No, F50 is not a Ford supercar. Nor is it a model of Ferrari. Well it is but not in this case. It’s my new name for One Day cricket or 50 over cricket. Or Fifty50, to use the Twenty20 nomenclature. If last night’s slog fest between India and Sri Lanka was more typical of ODI cricket, we wouldn’t be so bored with that form of the game. Or perhaps we would if every game was like that.
India posted 7/414 and Sri Lanka fell just three runs short with 8/411. In fact, Sri Lanka were poised to win with two overs remaining. They required just 15 runs (less than the run rate required at the start of the innings), had five wickets in hand and two established batsmen at the crease. A calamity of errors including two run outs saw them fall at the last hurdle.
Why is a total of 400 such an enigma? 400 has been passed only eight times in 2542 ODI matches and only since T20 challenged players to re-think the boundaries. On four of those occasions, the bowling team was a minnow (Netherlands, Ireland, Bermuda and Zimbabwe) so let’s forget those. The other four innings came from just two games. That’s right – in the only real matches where 400 was scored, both teams managed it.
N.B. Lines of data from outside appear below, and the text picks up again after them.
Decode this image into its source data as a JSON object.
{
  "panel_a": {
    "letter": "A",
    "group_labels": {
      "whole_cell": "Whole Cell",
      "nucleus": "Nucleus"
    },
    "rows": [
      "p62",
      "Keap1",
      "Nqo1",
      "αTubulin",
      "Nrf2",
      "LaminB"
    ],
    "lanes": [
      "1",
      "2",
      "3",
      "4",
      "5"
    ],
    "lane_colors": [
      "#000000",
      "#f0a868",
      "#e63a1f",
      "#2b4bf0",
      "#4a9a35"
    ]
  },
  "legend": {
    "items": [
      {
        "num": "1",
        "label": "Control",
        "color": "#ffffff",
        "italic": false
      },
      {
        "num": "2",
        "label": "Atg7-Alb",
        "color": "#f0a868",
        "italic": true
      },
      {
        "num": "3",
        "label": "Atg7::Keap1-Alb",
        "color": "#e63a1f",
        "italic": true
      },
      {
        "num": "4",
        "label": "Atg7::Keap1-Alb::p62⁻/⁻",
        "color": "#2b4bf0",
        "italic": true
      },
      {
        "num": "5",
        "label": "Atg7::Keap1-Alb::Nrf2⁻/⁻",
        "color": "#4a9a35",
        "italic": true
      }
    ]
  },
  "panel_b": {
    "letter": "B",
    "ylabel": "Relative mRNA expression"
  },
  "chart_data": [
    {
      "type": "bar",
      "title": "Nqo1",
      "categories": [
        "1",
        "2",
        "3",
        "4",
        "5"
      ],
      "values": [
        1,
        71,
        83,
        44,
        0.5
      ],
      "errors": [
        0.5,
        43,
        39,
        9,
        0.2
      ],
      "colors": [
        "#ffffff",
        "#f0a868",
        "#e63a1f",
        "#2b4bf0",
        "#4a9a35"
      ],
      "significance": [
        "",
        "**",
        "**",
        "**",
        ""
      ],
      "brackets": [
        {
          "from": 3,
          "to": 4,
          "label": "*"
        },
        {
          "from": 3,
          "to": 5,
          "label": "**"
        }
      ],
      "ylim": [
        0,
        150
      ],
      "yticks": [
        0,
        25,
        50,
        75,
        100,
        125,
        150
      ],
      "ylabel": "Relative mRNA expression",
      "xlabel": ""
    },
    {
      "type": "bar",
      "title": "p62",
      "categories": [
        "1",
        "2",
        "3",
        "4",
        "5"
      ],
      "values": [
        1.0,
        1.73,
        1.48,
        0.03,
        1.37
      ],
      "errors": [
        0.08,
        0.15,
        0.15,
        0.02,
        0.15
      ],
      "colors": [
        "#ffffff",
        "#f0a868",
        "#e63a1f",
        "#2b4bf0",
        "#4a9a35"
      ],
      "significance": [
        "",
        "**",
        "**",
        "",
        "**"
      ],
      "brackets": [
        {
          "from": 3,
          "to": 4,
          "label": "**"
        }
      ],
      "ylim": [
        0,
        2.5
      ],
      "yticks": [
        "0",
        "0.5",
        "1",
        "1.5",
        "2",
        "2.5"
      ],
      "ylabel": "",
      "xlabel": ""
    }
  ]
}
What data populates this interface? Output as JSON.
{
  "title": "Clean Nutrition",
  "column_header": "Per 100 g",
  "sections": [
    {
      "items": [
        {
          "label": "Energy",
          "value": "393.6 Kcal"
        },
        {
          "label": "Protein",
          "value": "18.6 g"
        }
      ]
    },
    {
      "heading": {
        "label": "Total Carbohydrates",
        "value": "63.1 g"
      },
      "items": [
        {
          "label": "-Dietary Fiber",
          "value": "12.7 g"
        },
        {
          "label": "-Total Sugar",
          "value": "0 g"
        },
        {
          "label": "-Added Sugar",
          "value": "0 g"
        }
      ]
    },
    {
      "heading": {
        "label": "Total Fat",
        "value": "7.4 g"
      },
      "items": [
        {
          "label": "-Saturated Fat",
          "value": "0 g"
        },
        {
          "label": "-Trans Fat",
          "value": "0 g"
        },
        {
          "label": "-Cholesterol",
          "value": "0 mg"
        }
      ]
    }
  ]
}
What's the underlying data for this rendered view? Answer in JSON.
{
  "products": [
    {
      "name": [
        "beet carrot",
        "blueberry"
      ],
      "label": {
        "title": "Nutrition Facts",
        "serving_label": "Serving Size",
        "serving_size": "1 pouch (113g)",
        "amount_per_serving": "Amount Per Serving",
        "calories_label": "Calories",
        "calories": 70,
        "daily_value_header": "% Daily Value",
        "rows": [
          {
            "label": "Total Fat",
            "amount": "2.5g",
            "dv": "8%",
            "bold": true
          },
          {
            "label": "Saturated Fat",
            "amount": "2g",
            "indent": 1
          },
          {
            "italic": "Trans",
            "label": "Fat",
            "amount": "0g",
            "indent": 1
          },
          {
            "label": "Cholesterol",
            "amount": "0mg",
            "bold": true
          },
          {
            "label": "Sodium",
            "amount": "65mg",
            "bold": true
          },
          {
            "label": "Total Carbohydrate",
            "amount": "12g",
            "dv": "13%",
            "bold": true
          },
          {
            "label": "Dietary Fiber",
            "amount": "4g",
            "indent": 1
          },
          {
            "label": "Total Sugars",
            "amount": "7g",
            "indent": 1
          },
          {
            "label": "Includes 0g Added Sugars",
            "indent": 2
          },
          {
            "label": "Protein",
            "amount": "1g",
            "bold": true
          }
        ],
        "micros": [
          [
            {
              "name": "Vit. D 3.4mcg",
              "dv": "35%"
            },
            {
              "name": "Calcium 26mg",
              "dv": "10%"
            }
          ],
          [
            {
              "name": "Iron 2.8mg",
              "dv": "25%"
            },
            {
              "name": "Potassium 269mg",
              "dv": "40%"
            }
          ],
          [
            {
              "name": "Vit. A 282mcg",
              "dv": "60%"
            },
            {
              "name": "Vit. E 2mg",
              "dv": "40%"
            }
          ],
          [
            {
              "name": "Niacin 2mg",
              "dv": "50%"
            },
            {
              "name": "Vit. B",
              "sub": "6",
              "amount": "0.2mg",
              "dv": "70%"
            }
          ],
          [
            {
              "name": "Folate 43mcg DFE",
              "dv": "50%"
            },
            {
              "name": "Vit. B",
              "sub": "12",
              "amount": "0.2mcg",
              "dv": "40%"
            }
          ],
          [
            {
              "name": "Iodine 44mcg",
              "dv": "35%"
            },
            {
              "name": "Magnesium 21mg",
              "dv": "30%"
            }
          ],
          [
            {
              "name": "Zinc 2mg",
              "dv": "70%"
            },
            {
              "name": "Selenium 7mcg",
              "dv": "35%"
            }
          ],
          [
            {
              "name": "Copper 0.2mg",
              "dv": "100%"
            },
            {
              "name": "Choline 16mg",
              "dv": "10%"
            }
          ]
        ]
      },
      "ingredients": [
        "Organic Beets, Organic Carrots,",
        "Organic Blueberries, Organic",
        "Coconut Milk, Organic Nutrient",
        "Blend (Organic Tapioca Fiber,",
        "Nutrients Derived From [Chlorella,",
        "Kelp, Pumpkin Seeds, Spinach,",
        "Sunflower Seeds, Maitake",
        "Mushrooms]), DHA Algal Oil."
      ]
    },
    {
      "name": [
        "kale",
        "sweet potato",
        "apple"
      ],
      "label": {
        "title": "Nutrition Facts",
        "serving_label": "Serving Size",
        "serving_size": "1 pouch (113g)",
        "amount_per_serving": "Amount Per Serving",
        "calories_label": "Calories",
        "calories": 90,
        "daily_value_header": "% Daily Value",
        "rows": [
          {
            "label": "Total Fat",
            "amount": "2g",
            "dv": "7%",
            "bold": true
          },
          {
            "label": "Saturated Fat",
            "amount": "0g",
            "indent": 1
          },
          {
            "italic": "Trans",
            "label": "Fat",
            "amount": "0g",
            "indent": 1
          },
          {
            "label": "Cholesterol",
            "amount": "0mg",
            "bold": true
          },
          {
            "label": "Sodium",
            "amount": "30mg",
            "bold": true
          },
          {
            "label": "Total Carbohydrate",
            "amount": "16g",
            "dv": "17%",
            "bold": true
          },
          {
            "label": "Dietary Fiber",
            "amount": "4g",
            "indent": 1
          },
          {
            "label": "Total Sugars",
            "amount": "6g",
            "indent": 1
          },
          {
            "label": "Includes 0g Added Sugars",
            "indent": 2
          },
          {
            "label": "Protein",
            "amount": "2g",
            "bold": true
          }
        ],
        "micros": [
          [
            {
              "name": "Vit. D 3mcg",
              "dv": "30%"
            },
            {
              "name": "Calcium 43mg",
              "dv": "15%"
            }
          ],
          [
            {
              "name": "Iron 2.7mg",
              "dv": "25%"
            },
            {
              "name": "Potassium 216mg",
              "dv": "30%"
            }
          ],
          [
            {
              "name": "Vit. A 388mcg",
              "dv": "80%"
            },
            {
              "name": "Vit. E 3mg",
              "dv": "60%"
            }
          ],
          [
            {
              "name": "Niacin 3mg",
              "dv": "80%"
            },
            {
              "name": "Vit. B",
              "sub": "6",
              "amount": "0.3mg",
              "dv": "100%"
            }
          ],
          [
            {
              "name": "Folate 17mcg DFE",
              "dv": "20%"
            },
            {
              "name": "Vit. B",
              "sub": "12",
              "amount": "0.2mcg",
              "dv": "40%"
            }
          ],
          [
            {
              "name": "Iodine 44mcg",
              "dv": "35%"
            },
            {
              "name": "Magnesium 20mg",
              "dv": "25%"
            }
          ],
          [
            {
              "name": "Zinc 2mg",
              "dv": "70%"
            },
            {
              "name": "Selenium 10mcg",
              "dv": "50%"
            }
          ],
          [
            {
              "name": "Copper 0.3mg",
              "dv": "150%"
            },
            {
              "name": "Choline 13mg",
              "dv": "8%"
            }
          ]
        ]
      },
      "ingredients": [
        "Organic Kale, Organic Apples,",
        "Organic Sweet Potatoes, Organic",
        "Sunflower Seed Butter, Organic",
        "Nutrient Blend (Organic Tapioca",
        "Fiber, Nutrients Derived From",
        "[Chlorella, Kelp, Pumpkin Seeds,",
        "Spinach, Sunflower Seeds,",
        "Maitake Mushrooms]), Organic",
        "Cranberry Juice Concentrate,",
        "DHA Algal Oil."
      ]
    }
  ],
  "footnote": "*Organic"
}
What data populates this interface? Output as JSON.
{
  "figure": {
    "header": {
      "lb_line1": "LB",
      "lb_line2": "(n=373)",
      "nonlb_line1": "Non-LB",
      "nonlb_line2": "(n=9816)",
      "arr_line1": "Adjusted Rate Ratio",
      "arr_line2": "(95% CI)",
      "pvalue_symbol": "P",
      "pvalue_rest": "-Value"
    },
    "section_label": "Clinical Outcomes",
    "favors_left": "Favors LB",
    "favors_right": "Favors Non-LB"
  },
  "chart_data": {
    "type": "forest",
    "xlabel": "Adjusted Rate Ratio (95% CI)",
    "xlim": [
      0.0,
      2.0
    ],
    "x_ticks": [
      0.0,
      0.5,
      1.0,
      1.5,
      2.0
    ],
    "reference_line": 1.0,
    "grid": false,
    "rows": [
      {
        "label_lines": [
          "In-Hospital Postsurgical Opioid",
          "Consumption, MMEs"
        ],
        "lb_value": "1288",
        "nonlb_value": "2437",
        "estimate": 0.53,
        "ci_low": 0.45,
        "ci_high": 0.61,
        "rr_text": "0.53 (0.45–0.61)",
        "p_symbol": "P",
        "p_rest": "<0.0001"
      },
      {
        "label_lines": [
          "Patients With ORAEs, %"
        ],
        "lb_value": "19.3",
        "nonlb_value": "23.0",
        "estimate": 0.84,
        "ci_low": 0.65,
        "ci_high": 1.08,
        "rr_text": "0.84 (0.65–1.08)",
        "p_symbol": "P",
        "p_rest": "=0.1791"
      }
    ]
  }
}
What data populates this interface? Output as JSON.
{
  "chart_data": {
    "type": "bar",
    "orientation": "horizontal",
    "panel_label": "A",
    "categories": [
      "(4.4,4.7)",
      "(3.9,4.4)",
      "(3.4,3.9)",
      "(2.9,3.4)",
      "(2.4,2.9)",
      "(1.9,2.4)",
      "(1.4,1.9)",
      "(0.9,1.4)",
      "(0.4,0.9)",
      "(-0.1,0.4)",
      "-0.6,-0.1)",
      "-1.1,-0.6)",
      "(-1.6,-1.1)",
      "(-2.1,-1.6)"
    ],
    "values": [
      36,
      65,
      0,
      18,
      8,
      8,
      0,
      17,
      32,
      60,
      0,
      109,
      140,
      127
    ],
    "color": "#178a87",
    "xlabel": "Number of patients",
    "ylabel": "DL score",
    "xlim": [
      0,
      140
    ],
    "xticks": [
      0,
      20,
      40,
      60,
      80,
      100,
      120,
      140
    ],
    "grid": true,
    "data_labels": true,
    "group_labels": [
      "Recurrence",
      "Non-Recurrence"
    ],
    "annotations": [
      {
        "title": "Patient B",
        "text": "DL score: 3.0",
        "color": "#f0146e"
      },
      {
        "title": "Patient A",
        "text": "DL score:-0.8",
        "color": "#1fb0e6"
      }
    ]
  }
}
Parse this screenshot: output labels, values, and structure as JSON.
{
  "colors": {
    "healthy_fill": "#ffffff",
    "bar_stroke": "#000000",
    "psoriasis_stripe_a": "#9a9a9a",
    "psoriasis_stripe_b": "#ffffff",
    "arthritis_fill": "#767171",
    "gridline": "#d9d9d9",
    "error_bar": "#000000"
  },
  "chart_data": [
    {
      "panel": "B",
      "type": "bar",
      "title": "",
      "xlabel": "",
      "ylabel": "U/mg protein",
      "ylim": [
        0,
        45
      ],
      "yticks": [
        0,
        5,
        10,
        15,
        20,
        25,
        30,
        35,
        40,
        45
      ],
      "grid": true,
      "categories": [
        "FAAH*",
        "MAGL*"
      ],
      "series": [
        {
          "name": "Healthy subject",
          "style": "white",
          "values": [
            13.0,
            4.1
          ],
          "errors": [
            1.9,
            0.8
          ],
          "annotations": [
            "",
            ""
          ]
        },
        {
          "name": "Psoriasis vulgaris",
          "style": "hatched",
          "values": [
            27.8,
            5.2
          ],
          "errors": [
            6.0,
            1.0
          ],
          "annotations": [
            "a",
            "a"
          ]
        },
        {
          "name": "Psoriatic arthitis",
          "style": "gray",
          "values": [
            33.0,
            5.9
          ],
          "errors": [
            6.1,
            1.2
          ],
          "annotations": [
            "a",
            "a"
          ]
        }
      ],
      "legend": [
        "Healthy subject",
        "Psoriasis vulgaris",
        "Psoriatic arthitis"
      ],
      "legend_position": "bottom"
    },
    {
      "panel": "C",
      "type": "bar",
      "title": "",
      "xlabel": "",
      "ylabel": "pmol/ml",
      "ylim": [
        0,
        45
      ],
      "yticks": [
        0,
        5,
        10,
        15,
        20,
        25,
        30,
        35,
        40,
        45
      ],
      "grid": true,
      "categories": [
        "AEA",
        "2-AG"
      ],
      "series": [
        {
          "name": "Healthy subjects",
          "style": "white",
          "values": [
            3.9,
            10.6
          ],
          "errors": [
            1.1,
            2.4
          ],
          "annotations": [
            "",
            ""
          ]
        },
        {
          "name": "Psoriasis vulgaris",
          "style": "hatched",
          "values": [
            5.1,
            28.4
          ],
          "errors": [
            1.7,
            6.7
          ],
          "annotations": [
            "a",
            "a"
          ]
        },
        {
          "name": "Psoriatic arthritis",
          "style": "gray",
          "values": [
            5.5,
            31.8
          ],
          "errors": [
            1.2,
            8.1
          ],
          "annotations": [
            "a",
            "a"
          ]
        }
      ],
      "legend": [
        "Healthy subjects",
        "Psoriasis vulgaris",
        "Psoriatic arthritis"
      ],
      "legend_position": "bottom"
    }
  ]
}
I guess that suggests that the right conditions are required. Pitch, ground size and outfield all contribute. It might also mean that necessity is the mother of invention. Would Sri Lanka have made 411 if they batted first? Sangakkara’s 90 from 43 balls was maniacal – pure Afridi. Surely he would not have batted like that if he didn’t know it was required. And aren’t we glad he did.
The third Test between Australia and the West Indies starts today and for Clint McKay, opportunity knocks. Who knows, Steve Smith, the biggest outsider since Mark Edmonds, might even experience a miracle call up. Play begins at 10:30 Perth time, which is 1:30 Sydney time.